EIDR APM: Five-Year Update on 2030 Vision Provided

At the May 7 EIDR Annual Participant Meeting in Culver City, Calif., Mark Turner, program director of production technology for MovieLabs, provided an update on the state of the MovieLabs 2030 vision.

In 2019, studios put their heads together around the cloud, security, and emerging technologies “and it was clear the studios were in different places, and if the studios are in different places, it’s hard for the vendor community to keep up,” Turner said. That resulted in the publication of a 10-year vision for the industry and, while not so much a prediction of the future of media and entertainment, it’s definitely served as a guidepost for where Hollywood wants to be.

“The whole industry went ‘Thank God for that, that’s what we needed,’” Turner said. “This is what we want, and we’ve got 10 years of roadmap to work on it.”

Five years on, and the industry is still using the 2030 vision paper, trying to figure out the fundamental inefficiencies in the industry that weren’t addressed with the shift from analog to digital, or the adoption of non-linear editing.

“You can do some things [today, outlined in the 2030 vision] no doubt about it,” Turner said. “But what we were talking about [when it published] was wholesale changes to the industry, and we’re a long way from that.”

For example, every production line remains different, and that is inefficient, Turner said.

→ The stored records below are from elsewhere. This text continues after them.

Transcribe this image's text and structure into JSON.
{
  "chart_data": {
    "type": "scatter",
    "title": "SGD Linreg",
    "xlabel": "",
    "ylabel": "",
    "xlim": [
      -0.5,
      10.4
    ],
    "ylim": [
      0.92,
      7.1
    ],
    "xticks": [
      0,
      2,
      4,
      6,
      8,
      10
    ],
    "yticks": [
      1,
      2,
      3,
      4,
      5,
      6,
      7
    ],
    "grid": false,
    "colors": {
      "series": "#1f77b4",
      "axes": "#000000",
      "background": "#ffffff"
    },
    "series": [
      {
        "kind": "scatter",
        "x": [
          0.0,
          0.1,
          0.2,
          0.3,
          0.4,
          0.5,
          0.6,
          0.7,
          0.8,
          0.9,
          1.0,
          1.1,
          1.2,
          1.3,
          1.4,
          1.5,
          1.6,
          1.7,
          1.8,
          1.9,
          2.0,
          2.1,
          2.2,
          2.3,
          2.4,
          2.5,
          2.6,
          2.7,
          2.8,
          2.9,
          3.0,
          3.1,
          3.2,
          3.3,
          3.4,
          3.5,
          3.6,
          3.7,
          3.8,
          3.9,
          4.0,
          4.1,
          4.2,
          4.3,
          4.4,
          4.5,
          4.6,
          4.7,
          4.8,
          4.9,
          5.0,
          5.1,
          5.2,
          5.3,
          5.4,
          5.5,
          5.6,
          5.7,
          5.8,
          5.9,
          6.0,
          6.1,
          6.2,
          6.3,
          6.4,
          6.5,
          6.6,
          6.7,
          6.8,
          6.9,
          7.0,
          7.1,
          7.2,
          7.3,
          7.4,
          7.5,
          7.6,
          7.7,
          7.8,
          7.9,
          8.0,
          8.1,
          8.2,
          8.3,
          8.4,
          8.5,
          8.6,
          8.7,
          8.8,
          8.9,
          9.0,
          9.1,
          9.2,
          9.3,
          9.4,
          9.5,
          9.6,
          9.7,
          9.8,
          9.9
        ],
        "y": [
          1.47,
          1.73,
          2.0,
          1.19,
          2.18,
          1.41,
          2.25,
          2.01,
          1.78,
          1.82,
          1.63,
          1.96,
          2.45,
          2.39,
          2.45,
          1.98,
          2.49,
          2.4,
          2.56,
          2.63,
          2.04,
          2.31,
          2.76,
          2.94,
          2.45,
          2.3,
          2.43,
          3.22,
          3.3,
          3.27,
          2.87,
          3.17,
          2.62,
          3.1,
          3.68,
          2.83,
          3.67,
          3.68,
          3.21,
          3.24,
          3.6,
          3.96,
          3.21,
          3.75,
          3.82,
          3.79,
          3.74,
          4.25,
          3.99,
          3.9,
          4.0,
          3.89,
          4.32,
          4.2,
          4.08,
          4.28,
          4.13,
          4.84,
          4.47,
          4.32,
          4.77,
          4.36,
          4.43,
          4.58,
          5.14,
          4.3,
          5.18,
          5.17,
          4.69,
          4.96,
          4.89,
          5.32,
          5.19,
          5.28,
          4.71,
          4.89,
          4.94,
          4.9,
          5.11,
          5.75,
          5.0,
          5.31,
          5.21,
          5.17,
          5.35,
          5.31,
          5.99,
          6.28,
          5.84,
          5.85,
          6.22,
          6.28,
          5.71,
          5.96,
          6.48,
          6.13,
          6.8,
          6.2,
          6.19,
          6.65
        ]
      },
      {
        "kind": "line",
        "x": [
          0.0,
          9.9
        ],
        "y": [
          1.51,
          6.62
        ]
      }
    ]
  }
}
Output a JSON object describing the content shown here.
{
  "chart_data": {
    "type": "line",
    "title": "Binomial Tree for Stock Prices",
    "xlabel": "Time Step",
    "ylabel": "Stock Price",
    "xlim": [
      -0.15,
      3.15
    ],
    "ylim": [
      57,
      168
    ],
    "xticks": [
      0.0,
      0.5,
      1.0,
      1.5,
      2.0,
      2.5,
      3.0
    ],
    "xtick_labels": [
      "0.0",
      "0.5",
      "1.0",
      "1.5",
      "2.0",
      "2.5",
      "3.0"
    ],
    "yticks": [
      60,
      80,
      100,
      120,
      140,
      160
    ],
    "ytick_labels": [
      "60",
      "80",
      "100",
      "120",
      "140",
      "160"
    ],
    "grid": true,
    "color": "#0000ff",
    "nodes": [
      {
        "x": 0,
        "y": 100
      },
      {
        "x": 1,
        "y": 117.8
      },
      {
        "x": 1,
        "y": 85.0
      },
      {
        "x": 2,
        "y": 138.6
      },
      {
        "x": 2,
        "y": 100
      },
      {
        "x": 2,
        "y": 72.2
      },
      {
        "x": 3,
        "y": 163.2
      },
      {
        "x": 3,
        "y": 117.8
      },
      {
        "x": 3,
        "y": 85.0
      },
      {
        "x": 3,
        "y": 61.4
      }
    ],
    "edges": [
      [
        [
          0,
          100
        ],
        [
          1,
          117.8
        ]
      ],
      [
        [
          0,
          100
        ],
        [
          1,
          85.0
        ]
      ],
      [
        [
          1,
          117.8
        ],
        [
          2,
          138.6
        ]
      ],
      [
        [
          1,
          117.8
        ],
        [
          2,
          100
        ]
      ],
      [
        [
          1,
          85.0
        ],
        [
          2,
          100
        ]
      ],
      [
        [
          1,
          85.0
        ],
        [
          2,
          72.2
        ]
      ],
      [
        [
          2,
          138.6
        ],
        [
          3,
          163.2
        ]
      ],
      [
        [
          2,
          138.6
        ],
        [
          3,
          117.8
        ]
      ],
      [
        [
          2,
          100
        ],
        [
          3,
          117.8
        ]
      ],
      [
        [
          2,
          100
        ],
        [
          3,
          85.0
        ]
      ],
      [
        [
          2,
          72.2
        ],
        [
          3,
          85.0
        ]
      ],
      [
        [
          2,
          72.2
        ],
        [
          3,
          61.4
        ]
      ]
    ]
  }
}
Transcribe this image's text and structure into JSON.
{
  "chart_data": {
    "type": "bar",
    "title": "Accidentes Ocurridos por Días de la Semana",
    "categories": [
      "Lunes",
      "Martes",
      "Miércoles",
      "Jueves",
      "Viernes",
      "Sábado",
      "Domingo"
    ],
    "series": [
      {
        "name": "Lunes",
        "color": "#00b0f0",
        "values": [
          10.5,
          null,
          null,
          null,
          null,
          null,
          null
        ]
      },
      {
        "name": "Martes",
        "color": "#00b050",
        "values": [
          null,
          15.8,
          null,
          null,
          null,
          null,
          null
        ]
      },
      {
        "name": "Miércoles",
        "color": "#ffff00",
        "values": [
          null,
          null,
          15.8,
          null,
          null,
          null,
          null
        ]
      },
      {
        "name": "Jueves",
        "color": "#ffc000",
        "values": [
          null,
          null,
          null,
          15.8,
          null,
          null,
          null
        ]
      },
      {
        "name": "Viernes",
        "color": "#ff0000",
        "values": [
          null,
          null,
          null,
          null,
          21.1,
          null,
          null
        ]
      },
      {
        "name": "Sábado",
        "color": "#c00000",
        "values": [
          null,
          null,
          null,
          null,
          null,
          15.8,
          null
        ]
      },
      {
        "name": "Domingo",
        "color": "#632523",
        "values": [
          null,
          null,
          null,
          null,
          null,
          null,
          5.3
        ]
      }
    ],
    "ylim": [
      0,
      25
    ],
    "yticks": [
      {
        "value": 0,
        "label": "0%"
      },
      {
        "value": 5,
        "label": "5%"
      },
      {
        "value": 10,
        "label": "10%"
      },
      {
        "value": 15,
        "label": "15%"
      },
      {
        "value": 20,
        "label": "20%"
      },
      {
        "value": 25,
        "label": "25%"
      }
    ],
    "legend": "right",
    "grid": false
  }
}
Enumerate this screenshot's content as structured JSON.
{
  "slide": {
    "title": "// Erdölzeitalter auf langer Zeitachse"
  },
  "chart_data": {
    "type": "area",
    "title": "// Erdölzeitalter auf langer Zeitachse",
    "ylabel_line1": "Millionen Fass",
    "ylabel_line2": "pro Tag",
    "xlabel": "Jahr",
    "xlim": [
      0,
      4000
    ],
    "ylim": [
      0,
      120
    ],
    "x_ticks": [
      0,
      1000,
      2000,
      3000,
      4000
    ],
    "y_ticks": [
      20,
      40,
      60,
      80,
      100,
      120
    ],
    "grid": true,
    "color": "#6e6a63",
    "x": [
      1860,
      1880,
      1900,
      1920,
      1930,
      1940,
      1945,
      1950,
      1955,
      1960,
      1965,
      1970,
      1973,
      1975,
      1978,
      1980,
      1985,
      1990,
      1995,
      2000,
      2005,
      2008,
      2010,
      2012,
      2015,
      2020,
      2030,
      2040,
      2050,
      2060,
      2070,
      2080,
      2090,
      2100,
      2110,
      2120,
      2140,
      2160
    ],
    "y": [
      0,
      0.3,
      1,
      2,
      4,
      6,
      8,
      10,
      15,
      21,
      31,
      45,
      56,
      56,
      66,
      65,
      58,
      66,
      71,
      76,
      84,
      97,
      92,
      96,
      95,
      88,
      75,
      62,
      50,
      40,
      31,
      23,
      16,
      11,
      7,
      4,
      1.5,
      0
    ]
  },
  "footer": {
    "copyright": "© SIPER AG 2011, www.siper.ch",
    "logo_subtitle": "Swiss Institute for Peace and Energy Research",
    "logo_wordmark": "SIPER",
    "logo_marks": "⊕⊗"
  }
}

Content still gets made, but looking at how it’s produced, there are better ways to do things identified all the time. “This isn’t just about movies … the 2030 vision was meant to apply to broadcast content, YouTube videos, films,” Turner said. “It’s efficiency for everyone.”

The overarching idea behind the MovieLabs 2030 vision in the entertainment sector is identifying forward-looking strategies that drive innovation, and reshape content creation, distribution, and audience engagement.

EIDR fits into the MovieLabs vision — after all, it was a team at MovieLabs that got EIDR off the ground — perfectly. “Agreeing on a way of doing things, best practices, is part … of the framework, an agreed way that we’re all going to do this,” Turner said. “We’re all in for that. The 2030 vision is [all for] interoperability, because that’s one of our big problems.” The media and entertainment world would be better served if more things like EIDR existed … think one agreed-upon file format for video.

“That’s what we’re trying to fix, so we can create software-defined workflows,” Turner said.